2.Influence of insulin in all-in-one parenteral nutrition on blood glucose level in infants of very low birth weight
Xiangyu GAO ; Yang CHEN ; Yingjun SUN ; Lida LI ; Shenying QU ; Zhaojun WEI ; Guangling ZHOU ; Ying ZHOU ; Bo YANG ; Peizhi HAO
Chinese Journal of General Practitioners 2010;09(10):695-699
Objective To investigate influence of exogenous insulin in all-in-one parenteral nutrition on blood glucose in infants with very low birth weight (VLBW). Methods Forty-two infants with VLBWI admitted to the department of pediatrics of Xuzhou Hospital affiliated to Southeast University during September 2005 to March 2009 were randomly assigned to Group Ⅰ ( n = 13 ) with exogenous insulin added to all-in-one parenteral nutrition at infusion rate of 0.4 U·kg-1·h-1,GroupⅡ(n = 13) with exogenous insulin at infusion rate of 0.1U·kg-1·h-1 and Group Ⅲ (n = 16) with no exogenous insulin added.Their blood glucose was monitored every two hours. Chi-square test was used for comparing difference in blood glucose abnormality between the three groups and association between blood glucose levels at admission and during hospitalization was analyzed with Spearman correlation. Results Incidence of hyperglycemia and hypoglycemia was 10. 9 percent (29/265) and 18. 1 percent (48/265) in Group Ⅰ, 20. 8 percent (59/284) and 14. 1 percent (40/284) in Group Ⅱ , and 20. 5 percent (61/298) and 11.7 percent (35/298) in Group Ⅲ, respectively. There was significant difference in incidence of hyperglycemia between Groups Ⅰ and Ⅱ ( x2 = 9. 844, P = 0. 002 ) and between Groups Ⅰ and Ⅲ ( x2 = 9. 478, P = 0. 002 ), but no significant difference in it between Groups Ⅱ and Ⅲ ( x2 = 0. 008, P = 0. 928 ).
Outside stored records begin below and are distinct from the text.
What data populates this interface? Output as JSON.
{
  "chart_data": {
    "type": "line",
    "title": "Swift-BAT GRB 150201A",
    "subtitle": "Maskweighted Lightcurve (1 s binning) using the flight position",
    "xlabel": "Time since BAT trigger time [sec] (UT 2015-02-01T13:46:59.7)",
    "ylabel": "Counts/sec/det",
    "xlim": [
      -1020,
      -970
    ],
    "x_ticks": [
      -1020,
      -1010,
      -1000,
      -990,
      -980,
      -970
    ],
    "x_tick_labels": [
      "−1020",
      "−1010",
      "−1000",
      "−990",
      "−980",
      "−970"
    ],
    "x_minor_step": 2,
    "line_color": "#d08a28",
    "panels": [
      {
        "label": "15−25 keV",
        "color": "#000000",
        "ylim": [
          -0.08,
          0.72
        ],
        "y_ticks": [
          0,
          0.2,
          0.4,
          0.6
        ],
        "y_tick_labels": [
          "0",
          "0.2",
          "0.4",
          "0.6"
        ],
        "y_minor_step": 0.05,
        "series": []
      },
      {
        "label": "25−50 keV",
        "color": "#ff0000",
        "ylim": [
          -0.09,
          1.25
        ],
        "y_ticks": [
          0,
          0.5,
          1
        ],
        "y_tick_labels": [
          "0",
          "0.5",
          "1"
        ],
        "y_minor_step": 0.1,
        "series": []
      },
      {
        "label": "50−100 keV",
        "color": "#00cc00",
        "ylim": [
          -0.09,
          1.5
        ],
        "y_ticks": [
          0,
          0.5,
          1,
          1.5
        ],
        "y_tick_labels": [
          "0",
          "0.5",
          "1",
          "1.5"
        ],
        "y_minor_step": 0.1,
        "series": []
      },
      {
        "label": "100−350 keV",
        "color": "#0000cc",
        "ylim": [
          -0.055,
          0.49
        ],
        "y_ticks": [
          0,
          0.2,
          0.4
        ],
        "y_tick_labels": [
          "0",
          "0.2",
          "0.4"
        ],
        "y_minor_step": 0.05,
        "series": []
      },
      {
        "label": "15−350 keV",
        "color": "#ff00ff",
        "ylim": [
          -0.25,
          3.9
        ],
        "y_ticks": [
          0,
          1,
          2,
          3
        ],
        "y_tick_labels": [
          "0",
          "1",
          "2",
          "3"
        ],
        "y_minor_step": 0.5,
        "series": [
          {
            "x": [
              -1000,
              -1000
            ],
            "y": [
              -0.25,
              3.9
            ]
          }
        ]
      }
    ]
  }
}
There was significant difference in incidence of hypoglycemia between Groups Ⅰ and Ⅲ ( x2 = 4. 526, P =0. 033 ), but no significant difference in it between Groups Ⅰ and Ⅱ (x2 =1.653, P=0. 199) or between Groups Ⅱ and Ⅲ (x2 =0.709, P =0.400).No significant correlation between endogenous blood insulin level at admission and during hospitalization( r = 0. 082, P = 0. 661 ) was found. Conclusions Blood glucose in infants with VLBW can not be regulated timely by their endogenous insulin itseff. Exogenous insulin added to all-in-one parenteral nutrition at infusion rate of 0. 1 U · kg-1 · h-1 may not significantly reduce incidence of hyperglycemia,while incidence of hypoglycemia can be reduced by exogenous insulin at infusion rate of 0. 4 U · kg- 1 · h -1 that can increase incidence of hypoglycemia Therefore, exogenous insulin is not recommended to be prophylactically added to all-in-one parenteral nutrition for infants with VLBW.